Changes were taking place in that vast, uncleanly caravanserai. Soldiers’ wives were washing linen, surgeons and nurses were passing to and fro. Working-parties of orderlies with barrows, brooms, and shovels, were gathering up waste-paper and vegetable refuse; removing from the great quadrangle derelict tin cans, piles of cast-off rags, and decomposing carcasses of cats and dogs. Others were bringing buckets of broth, milk, tea, and coffee, and trays of bread from the huge untidy kitchens, soon to be transformed into models of good management and economical excellence. Others—for the Red Reaper made his harvest daily—so that there was always room for more—no matter how many were received into the Hospital—were carrying the dead to the long trenches full of quicklime that scarred the hillside under the nightingale-haunted cypresses of the vast Cemetery of Scutari.
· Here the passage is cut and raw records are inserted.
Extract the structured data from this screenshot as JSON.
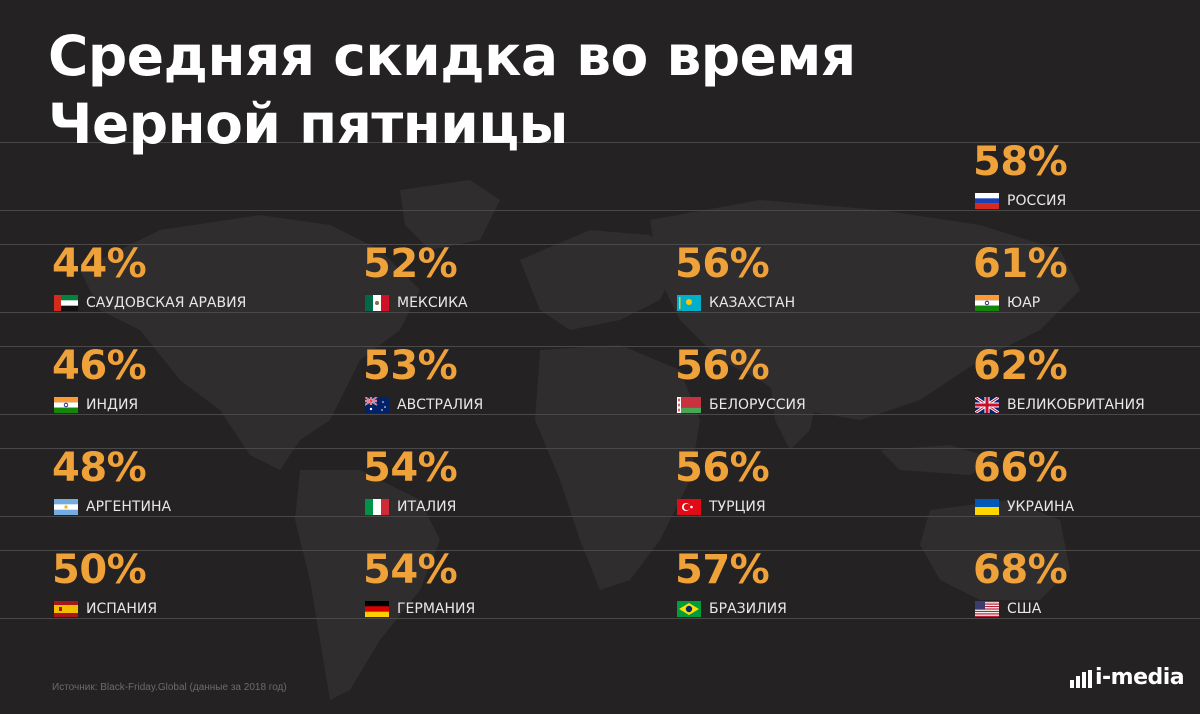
{
  "title_line1": "Средняя скидка во время",
  "title_line2": "Черной пятницы",
  "source": "Источник: Black-Friday.Global (данные за 2018 год)",
  "brand": "i-media",
  "colors": {
    "background": "#242222",
    "value": "#f0a23a",
    "text": "#ffffff",
    "map": "#2f2d2d"
  },
  "chart_data": {
    "type": "table",
    "value_unit": "%",
    "series": [
      {
        "name": "РОССИЯ",
        "value": 58,
        "flag": "flag-ru"
      },
      {
        "name": "САУДОВСКАЯ АРАВИЯ",
        "value": 44,
        "flag": "flag-ae"
      },
      {
        "name": "МЕКСИКА",
        "value": 52,
        "flag": "flag-mx"
      },
      {
        "name": "КАЗАХСТАН",
        "value": 56,
        "flag": "flag-kz"
      },
      {
        "name": "ЮАР",
        "value": 61,
        "flag": "flag-in"
      },
      {
        "name": "ИНДИЯ",
        "value": 46,
        "flag": "flag-in"
      },
      {
        "name": "АВСТРАЛИЯ",
        "value": 53,
        "flag": "flag-au"
      },
      {
        "name": "БЕЛОРУССИЯ",
        "value": 56,
        "flag": "flag-by"
      },
      {
        "name": "ВЕЛИКОБРИТАНИЯ",
        "value": 62,
        "flag": "flag-gb"
      },
      {
        "name": "АРГЕНТИНА",
        "value": 48,
        "flag": "flag-ar"
      },
      {
        "name": "ИТАЛИЯ",
        "value": 54,
        "flag": "flag-it"
      },
      {
        "name": "ТУРЦИЯ",
        "value": 56,
        "flag": "flag-tr"
      },
      {
        "name": "УКРАИНА",
        "value": 66,
        "flag": "flag-ua"
      },
      {
        "name": "ИСПАНИЯ",
        "value": 50,
        "flag": "flag-es"
      },
      {
        "name": "ГЕРМАНИЯ",
        "value": 54,
        "flag": "flag-de"
      },
      {
        "name": "БРАЗИЛИЯ",
        "value": 57,
        "flag": "flag-br"
      },
      {
        "name": "США",
        "value": 68,
        "flag": "flag-us"
      }
    ]
  }
}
Fortune favored Dunoisse in his search for Ada Merling. He found her standing near a storehouse, barred, and fastened with its heavy Turkish lock, and guarded by a stolid Irish infantryman. Two nuns were with her—a minor official of the Hospital argued and gesticulated—the situation was evidently one of strain. As Dunoisse drew near, he heard her say to this personage:

“But, my good sir, this store contains most of the bales and cases that I brought with me from England. And I am in authority here!”

The man stammered something about an order from the Deputy Inspector-General.

She returned:

“It has been applied for, and has not been received; and patients are hourly dying for want of the nourishment and comforts that are contained in this store. Under the circumstances——”

“Under the circumstances there is nothing for it but to wait! Excuse me, madam!”